La Kanfoussa ne tente personne, il est trop tard pour faire le tour de Tifernine et raccorder le projet sur Isaouane . Le temps est pourri depuis 4 jours. Il faut remonter et perdre du temps dans le Grand Erg Oriental . La piste ensablée, les 3 forts, le gassi Mignotte , rien ne me tente : je veux rentrer chez moi et vivre quelques jours sans adrénaline. Denis ne veut perdre aucun jour de vacances et il n'est pas revenu en Algérie depuis 9 ans. Nous nous séparerons au-dessus de Gassi Touil .

Samedi 13 avril
On tente de longer l'erg à la recherche de la trace de 93, esquissée en 99 avec Alexandro. C'est pourrâve. On renonce à l'approche de la falaise, pour trouver juste à l'ouest la piste coloniale pavée dans le sable.

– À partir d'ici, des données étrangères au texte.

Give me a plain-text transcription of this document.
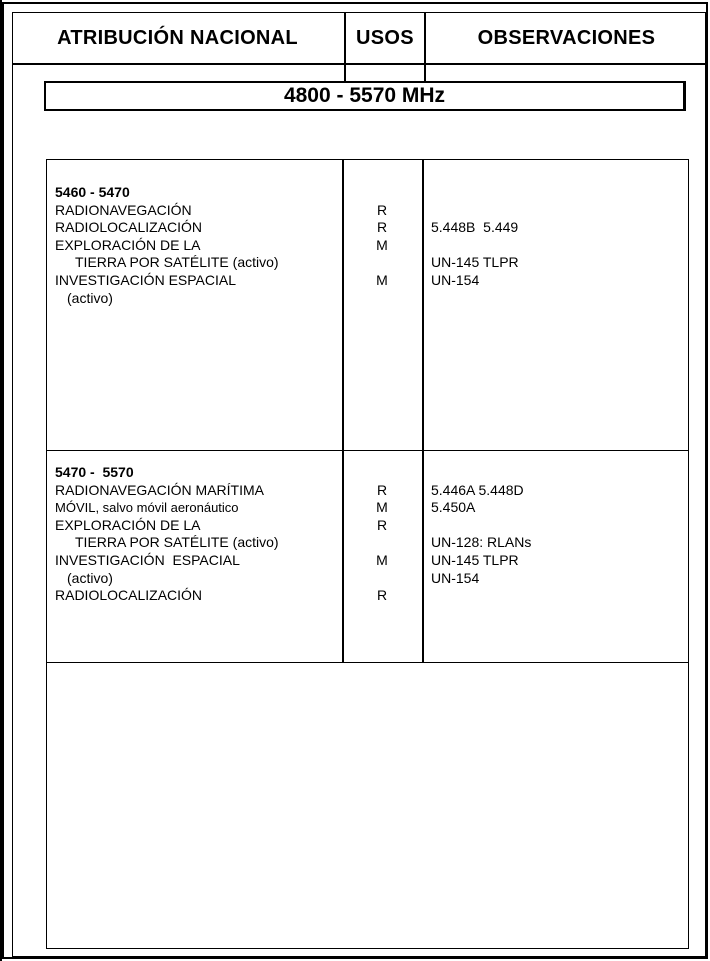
ATRIBUCIÓN NACIONAL	USOS	OBSERVACIONES
4800 - 5570 MHz
5460 - 5470
RADIONAVEGACIÓN
RADIOLOCALIZACIÓN
EXPLORACIÓN DE LA
TIERRA POR SATÉLITE (activo)
INVESTIGACIÓN ESPACIAL
(activo)
R
R
M
M
5.448B  5.449
UN-145 TLPR
UN-154
5470 -  5570
RADIONAVEGACIÓN MARÍTIMA
MÓVIL, salvo móvil aeronáutico
EXPLORACIÓN DE LA
TIERRA POR SATÉLITE (activo)
INVESTIGACIÓN  ESPACIAL
(activo)
RADIOLOCALIZACIÓN
R
M
R
M
R
5.446A 5.448D
5.450A
UN-128: RLANs
UN-145 TLPR
UN-154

Pique-nique sur le reg, divagations caillouteuses. On repasse devant les militaires des 4 chemins hilares qui nous demandent si les vacances sont finies. Goudron. Bel Guebour . On se sépare.
Jo me réclame des photos devant l'erg. Je le mitraille. Repas frugal à Hassi Messaoud . Premiers téléphones. On roule non-stop. On discute des bateaux. Je penchais pour mercredi, mais celui de dimanche semble accessible. On tente. 3 h de repos après Gafsa .

Dimanche 14 avril
Départ à l'aube. Mais à Tunis , pas de bateau aujourd'hui. Il est reporté à lundi pour le rallye. Peu d'espoir de places avant mercredi. Je tente un bateau pour Trapani en Sicile , mais l'info était fausse, c'est un Naples en 20 h et hors de prix. Déjeuner en terrasse. Repas de poissons. On tente le Cap Bon pour se distraire.

Du mal à trouver la route, trop de maisons moches, au moment où ça s'arrange, on manque de se faire voler par deux ados qui ouvrent la porte arrière. On s'engage dans la descente d'une belle falaise.

En se garant Jo me montre un type à côté de nous qui découpe tranquillement les caoutchoucs de fenêtre de la voiture d'à côté. On ne le dérange même pas. On se sauve dans un cul-de-sac. Retour penaud à Tunis , Hôtel de la Jetée. Re restau de poissons.

Lundi 15 avril
Dès 11 h je tente de m'enregistrer. Facile. Liberté, quand tu nous tiens. Chargement pénible. Il y a deux bateaux cul à cul et une répartition des véhicules du Rallye.

Deux voleurs sur le quai attrapés par la police locale (Aïe aïe aïe !). Un journaliste russe du rallye dans un Defender tout neuf me complimente sur mes porte plaques. Voyage avec une cargaison de baroudeurs en mal de reconnaissance, animé par deux minettes à l'orchestre.